Contra a maior parte dos filmes épicos, o longa de Cacá não veio para ser uma história bonita com um final feliz. O diretor parece ter o desejo espantar, causar agonia e pavor ao falar sobre um passado que não cicatriza. Apesar do longa explorar vários temas relevantes e obscuros que atormentam os seres humanos, o filme ganha um ritmo veloz no decorrer da drama que não permite o telespectador se aprofundar ou criar um afeto por cada personagem.
A dor e as situações dramáticas de cada geração tornam-se superficiais aos olhos de quem assiste, já que é difícil entender os reais motivos dos problemas apresentados. Ainda que o filme desperte um sentimento de impotência por assistirmos a decadência da família de geração a geração, o enredo cria mais dúvidas do que respostas.
Tão mágico quanto o circo vive no imaginário de cada pessoa que visita o picadeiro pela primeira vez, O Grande Circo Místico usa e abusa de efeitos especais, que traz através de imagens deslumbrantes e da trilha sonora de Chico Buarque e Edu Lobo, a poesia de A Túnica Inconsútil (1938) de Jorge de Lima.
Contudo, em alguns momentos os efeitos se tornam cansativos e exagerados, levando o espectador a se perguntar onde está a magia simples, realista e mística do circo. Afinal, sem tecnologias avançadas, o picadeiro tem o poder de espantar e despertar emoção nos olhos de quem assiste malabaristas, contorcionistas, acrobatas e mágicos. São efeitos especiais que não precisam de tecnologia, mas que tornam real o impossível em nossa mente.
O filme foi recebido com aplausos calorosos no Festival de Cannes, porém, com críticas amenas no cenário nacional e internacional, o que me trouxe uma grande dúvida: qual é a real mensagem ou sensação que o filme trouxe ao seu público?

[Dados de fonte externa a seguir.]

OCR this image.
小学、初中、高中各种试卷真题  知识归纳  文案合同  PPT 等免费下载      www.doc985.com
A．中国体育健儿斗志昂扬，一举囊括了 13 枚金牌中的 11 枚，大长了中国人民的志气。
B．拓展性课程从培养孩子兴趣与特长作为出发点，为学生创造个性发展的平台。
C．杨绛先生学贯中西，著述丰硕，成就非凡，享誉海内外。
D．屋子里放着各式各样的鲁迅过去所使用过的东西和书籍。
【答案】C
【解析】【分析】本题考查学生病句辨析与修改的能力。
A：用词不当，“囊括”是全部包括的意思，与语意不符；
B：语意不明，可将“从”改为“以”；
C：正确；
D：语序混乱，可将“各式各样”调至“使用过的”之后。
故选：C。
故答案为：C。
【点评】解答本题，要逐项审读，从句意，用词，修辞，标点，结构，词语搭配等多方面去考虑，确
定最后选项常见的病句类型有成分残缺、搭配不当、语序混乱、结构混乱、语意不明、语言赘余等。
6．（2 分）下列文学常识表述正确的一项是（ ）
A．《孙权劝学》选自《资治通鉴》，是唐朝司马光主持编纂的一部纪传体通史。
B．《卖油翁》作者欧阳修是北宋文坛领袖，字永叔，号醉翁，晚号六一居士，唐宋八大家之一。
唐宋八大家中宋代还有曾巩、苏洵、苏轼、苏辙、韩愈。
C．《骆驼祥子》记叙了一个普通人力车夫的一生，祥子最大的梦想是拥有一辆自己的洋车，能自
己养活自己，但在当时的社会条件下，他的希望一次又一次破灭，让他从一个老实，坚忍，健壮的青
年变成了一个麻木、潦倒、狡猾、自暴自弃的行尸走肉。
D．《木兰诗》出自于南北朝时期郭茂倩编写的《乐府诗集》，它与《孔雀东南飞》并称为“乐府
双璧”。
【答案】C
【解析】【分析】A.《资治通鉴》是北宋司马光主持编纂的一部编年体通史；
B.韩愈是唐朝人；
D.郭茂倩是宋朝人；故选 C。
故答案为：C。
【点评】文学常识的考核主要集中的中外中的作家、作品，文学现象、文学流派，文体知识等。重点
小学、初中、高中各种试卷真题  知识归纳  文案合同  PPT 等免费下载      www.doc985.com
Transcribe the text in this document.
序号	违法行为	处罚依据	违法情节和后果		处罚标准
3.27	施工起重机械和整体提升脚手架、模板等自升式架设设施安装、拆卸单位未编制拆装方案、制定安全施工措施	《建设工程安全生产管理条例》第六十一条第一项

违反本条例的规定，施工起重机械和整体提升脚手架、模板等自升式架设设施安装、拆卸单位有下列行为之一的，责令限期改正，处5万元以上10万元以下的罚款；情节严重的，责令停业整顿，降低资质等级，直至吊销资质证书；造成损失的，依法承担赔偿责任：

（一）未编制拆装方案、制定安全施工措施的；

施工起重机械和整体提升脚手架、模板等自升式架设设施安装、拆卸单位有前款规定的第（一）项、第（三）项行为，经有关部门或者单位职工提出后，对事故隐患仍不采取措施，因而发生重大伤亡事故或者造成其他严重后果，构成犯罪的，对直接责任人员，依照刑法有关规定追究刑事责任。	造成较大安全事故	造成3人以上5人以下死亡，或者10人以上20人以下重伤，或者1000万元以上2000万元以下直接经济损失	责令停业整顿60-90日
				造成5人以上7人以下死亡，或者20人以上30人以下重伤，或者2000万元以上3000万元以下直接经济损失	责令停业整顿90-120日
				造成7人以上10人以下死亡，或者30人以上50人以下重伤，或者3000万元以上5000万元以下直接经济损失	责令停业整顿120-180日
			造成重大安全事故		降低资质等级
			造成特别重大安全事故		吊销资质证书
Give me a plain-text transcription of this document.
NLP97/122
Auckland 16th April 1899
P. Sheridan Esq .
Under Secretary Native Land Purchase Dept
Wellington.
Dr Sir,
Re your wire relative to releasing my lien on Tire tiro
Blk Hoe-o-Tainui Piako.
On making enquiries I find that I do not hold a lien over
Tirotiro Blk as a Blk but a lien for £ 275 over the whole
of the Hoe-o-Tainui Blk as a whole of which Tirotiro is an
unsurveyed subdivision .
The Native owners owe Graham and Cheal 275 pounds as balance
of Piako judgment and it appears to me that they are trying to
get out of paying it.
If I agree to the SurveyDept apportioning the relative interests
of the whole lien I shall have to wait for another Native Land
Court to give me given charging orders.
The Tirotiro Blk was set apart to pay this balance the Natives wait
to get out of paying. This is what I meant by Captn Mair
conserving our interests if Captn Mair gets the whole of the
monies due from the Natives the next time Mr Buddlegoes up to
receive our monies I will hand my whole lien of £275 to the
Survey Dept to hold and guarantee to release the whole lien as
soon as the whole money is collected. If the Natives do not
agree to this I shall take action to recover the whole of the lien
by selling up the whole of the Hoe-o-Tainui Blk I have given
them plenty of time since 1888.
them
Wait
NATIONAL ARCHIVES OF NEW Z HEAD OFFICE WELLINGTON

A minha foi de pavor. Um pavor de uma beleza que antes era bonita e tornou-se assustadora no fim de cada capítulo. Um pavor que ainda está presente em diferentes gerações de famílias do interior do Brasil. Um passado que persegue a vida de quem está a mercê da sociedade.
As críticas amenas revelam algo do cenário cinematográfico e de críticos do cinema: a grande presença de homens na profissão. O filme “O Grande Circo Místico” não traz uma mensagem bonita, ao contrário, ele vem para mostrar o pavor e agonia que existe no passado que afeta cada geração familiar: a violência sexual, a violência familiar, o relacionamento abusivo, depressão e vícios.
Problemas que se origiam no passado e ganham forças no presente. Problemas que podem ser resumidos em apenas quatro palavras: a vida é assim.